Filsuf etika kuno biasanya membahas tiga pertanyaan terkait dalam membahas ini. Pertama, terdiri dari apakah kehidupan manusia yang baik atau berkembang? Kedua, kebaikan apa yang diperlukan untuk mencapainya? Serta yang ketiga, bagaimana seseorang memperoleh kebajikan-kebajikan tersebut?
Dialog awal Plato meliputi eksplorasi sifat dari berbagai kebajikan konvensional. Seperti keberanian, kesalehan, dan kesederhanaan. Termasuk pertanyaan yang lebih umum, seperti apakah kebajikan dapat diajarkan?
Plato menjelaskan tentang kebajikan melalui gurunya, Socrates dalam tulisan-tulisannya. Socrates digambarkan dalam percakapan dengan para akademisi dan sesekali selebritas. Socrates mendefinisikan mereka sebagai sesuatu hal yang tidak bisa memadai satu dengan yang lainnya. Meskipun Socrates tidak menawarkan definisinya sendiri dan mengaku tidak tahu apa-apa, tetapi ia menyarankan bahwa kebajikan adalah sejenis pengetahuan. Tindakan berbudi luhur (atau keinginan untuk bertindak jujur) harus diikuti dengan pengetahuan yang dipegang secara historis oleh Socrates.
Selain teori bentuk dan etika, ada perbedaan mendasar lainnya dalam pemikiran kedua Filsuf Yunani Klasik ini. Tidak lain pandangan terhadapa politik. Plato mengisahkannya dalam buku yang berjudul Republik.

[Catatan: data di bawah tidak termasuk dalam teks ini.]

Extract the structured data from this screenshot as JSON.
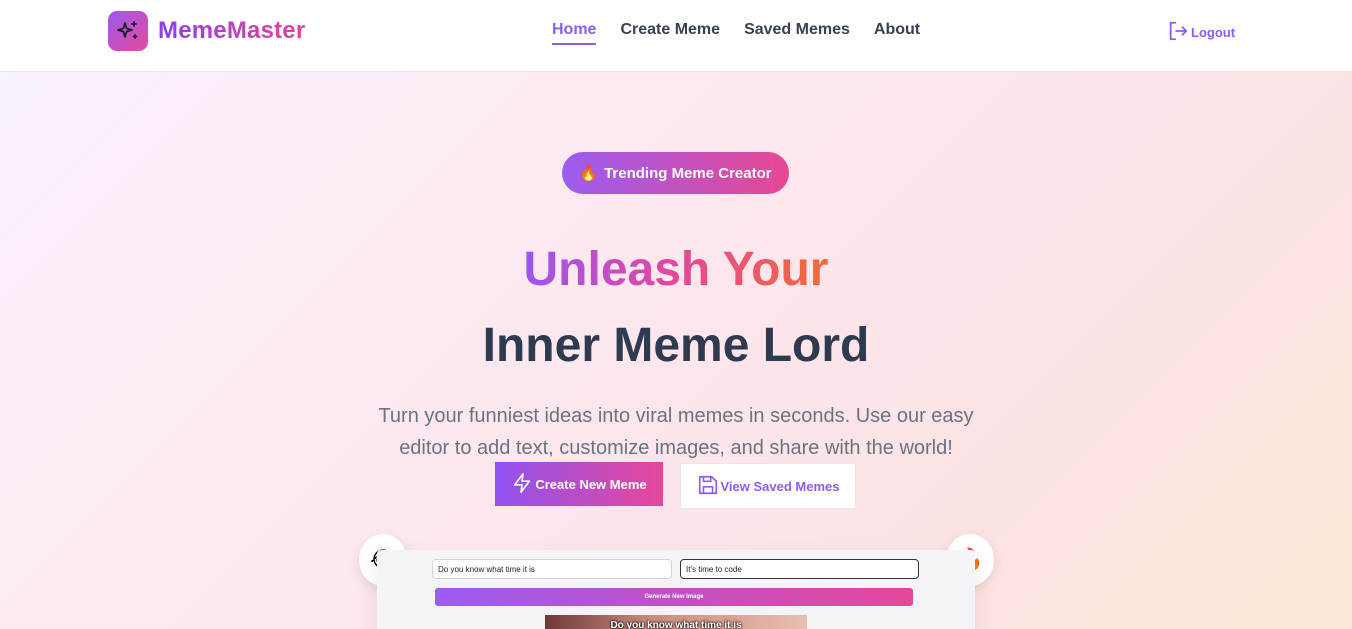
{
  "brand": {
    "name": "MemeMaster",
    "icon": "sparkles-icon"
  },
  "nav": {
    "items": [
      {
        "label": "Home",
        "active": true
      },
      {
        "label": "Create Meme",
        "active": false
      },
      {
        "label": "Saved Memes",
        "active": false
      },
      {
        "label": "About",
        "active": false
      }
    ],
    "logout_label": "Logout",
    "logout_icon": "logout-icon"
  },
  "hero": {
    "badge_emoji": "🔥",
    "badge_label": "Trending Meme Creator",
    "headline_line1": "Unleash Your",
    "headline_line2": "Inner Meme Lord",
    "subtitle": "Turn your funniest ideas into viral memes in seconds. Use our easy editor to add text, customize images, and share with the world!",
    "primary_button": {
      "label": "Create New Meme",
      "icon": "lightning-icon"
    },
    "secondary_button": {
      "label": "View Saved Memes",
      "icon": "save-icon"
    }
  },
  "preview": {
    "left_emoji": "😂",
    "right_emoji": "🔥",
    "top_text_value": "Do you know what time it is",
    "bottom_text_value": "It's time to code",
    "generate_label": "Generate New Image",
    "caption_top": "Do you know what time it is"
  },
  "colors": {
    "accent_purple": "#8b5cf6",
    "accent_pink": "#e6479a",
    "heading_dark": "#2d3a4f"
  }
}
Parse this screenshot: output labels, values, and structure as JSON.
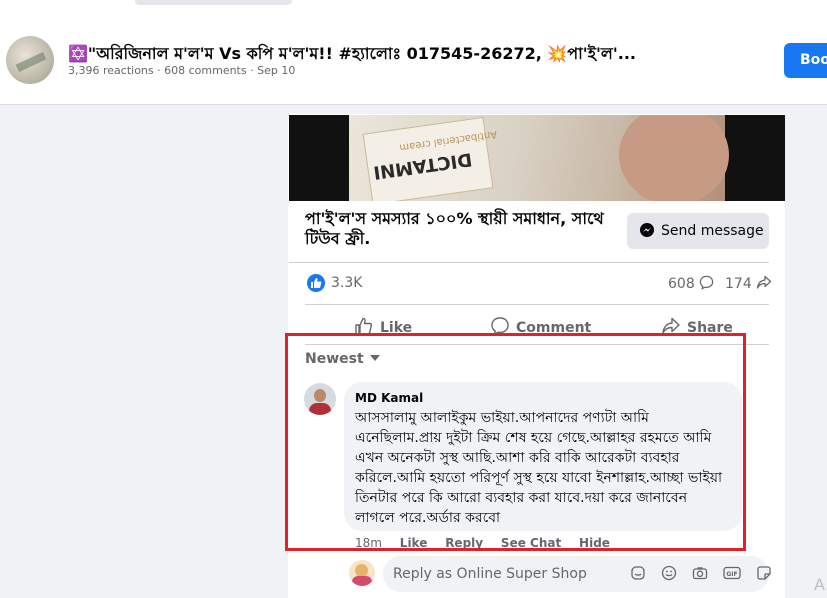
{
  "post_header": {
    "title_prefix": "✡️",
    "title": "\"অরিজিনাল ম'ল'ম Vs কপি ম'ল'ম!! #হ্যালোঃ 017545-26272, 💥পা'ই'ল'...",
    "meta": "3,396 reactions · 608 comments · Sep 10",
    "book_button": "Boo"
  },
  "ad": {
    "media_brand": "DICTAMNI",
    "media_subtitle": "Antibacterial cream",
    "headline": "পা'ই'ল'স সমস্যার ১০০% স্থায়ী সমাধান, সাথে টিউব ফ্রী.",
    "send_message_label": "Send message"
  },
  "stats": {
    "reactions": "3.3K",
    "comments": "608",
    "shares": "174"
  },
  "actions": {
    "like": "Like",
    "comment": "Comment",
    "share": "Share"
  },
  "comments_section": {
    "sort_label": "Newest",
    "comment": {
      "author": "MD Kamal",
      "text": "আসসালামু আলাইকুম ভাইয়া.আপনাদের পণ্যটা আমি এনেছিলাম.প্রায় দুইটা ক্রিম শেষ হয়ে গেছে.আল্লাহর রহমতে আমি এখন অনেকটা সুস্থ আছি.আশা করি বাকি আরেকটা ব্যবহার করিলে.আমি হয়তো পরিপূর্ণ সুস্থ হয়ে যাবো ইনশাল্লাহ.আচ্ছা ভাইয়া তিনটার পরে কি আরো ব্যবহার করা যাবে.দয়া করে জানাবেন লাগলে পরে.অর্ডার করবো",
      "time": "18m",
      "like": "Like",
      "reply": "Reply",
      "see_chat": "See Chat",
      "hide": "Hide"
    },
    "reply_placeholder": "Reply as Online Super Shop"
  },
  "icons": [
    "messenger-icon",
    "like-icon",
    "comment-icon",
    "share-icon",
    "emoji-icon",
    "camera-icon",
    "gif-icon",
    "sticker-icon"
  ],
  "colors": {
    "accent": "#1877f2",
    "highlight_border": "#e0202a",
    "background": "#f0f2f5"
  },
  "corner_letter": "A"
}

Ia menuliskan tentang keadilan, yang tidak hanya menjeleskan teori kebajikan tetapi juga teori politik.
Memang, karakter Socrates di sana mengembangkan teori keadilan politik sebagai sarana untuk memajukan diskusi etis, menggambarkan analogi antara tiga bagian jiwa - Alasan, Roh, dan Nafsu Makan - dan tiga kelas dari kondisi ideal (yaitu, kota-negara bagian) Penguasa, Tentara, dan Produsen.
Dalam teori politik, Plato terkenal karena pernyataannya bahwa hanya para filsuf yang harus memerintah dan karena permusuhannya terhadap demokrasi, atau pemerintahan oleh banyak orang. Dan dalam karya terakhirnya, Hukum, Plato menguraikan dengan sangat rinci konstitusi campuran yang menggabungkan unsur-unsur monarki dan demokrasi. Sehingga menjadikan para pakar terpecah atas pertanyaan apakah Hukum menunjukkan bahwa Plato berubah pikiran tentang nilai demokrasi atau hanya membuat konsesi praktis mengingat keterbatasan sifat manusia. Menurut pandangan yang terakhir, negara Republik tetap ideal, atau utopia. Sedangkan Plato mewakili yang terbaik yang bisa dicapai dalam keadaan realistis.
Teori politik Aristoteles terkenal karena ungkapanya bahwa "manusia adalah binatang politik," yang berarti bahwa manusia secara alami membentuk komunitas politik. Memang, tidak mungkin bagi manusia untuk berkembang di luar komunitas, dan tujuan dasar komunitas adalah untuk mempromosikan pertumbuhan manusia. Aristoteles juga dikenal karena telah merancang klasifikasi bentuk-bentuk pemerintahan dan memperkenalkan definisi demokrasi yang tidak biasa diterima secara luas.
Menurut Aristoteles, negara dapat diklasifikasikan berdasarkan jumlah penguasa mereka dan kepentingan di mana mereka memerintah. Aturan oleh satu orang untuk kepentingan semua adalah monarki. Aturan oleh satu orang untuk kepentingannya sendiri adalah tirani. Aturan oleh minoritas untuk kepentingan semua adalah aristokrasi. Pemerintahan oleh minoritas demi kepentingannya sendiri adalah oligarki. Aturan oleh mayoritas untuk kepentingan semua adalah "pemerintahan". Pemerintahan oleh mayoritas untuk kepentingannya sendiri - yaitu, aturan massa - adalah "demokrasi."
Secara teori, bagi Aristoteles, bentuk pemerintahan terbaik adalah monarki, dan yang terbaik berikutnya adalah aristokrasi. Namun, karena monarki dan aristokrasi sering berpindah ke tirani dan oligarki, masing-masing, dalam praktiknya bentuk terbaik adalah pemerintahan.
Terlepas dari perbedaan-perbedaan dalam pemikirannya, keduanya memiliki nama besar dan pengaruh yang tak terbantahkan. Baik dalam dunia kefilsafatan maupun perkembangan ilmu pengetahuan.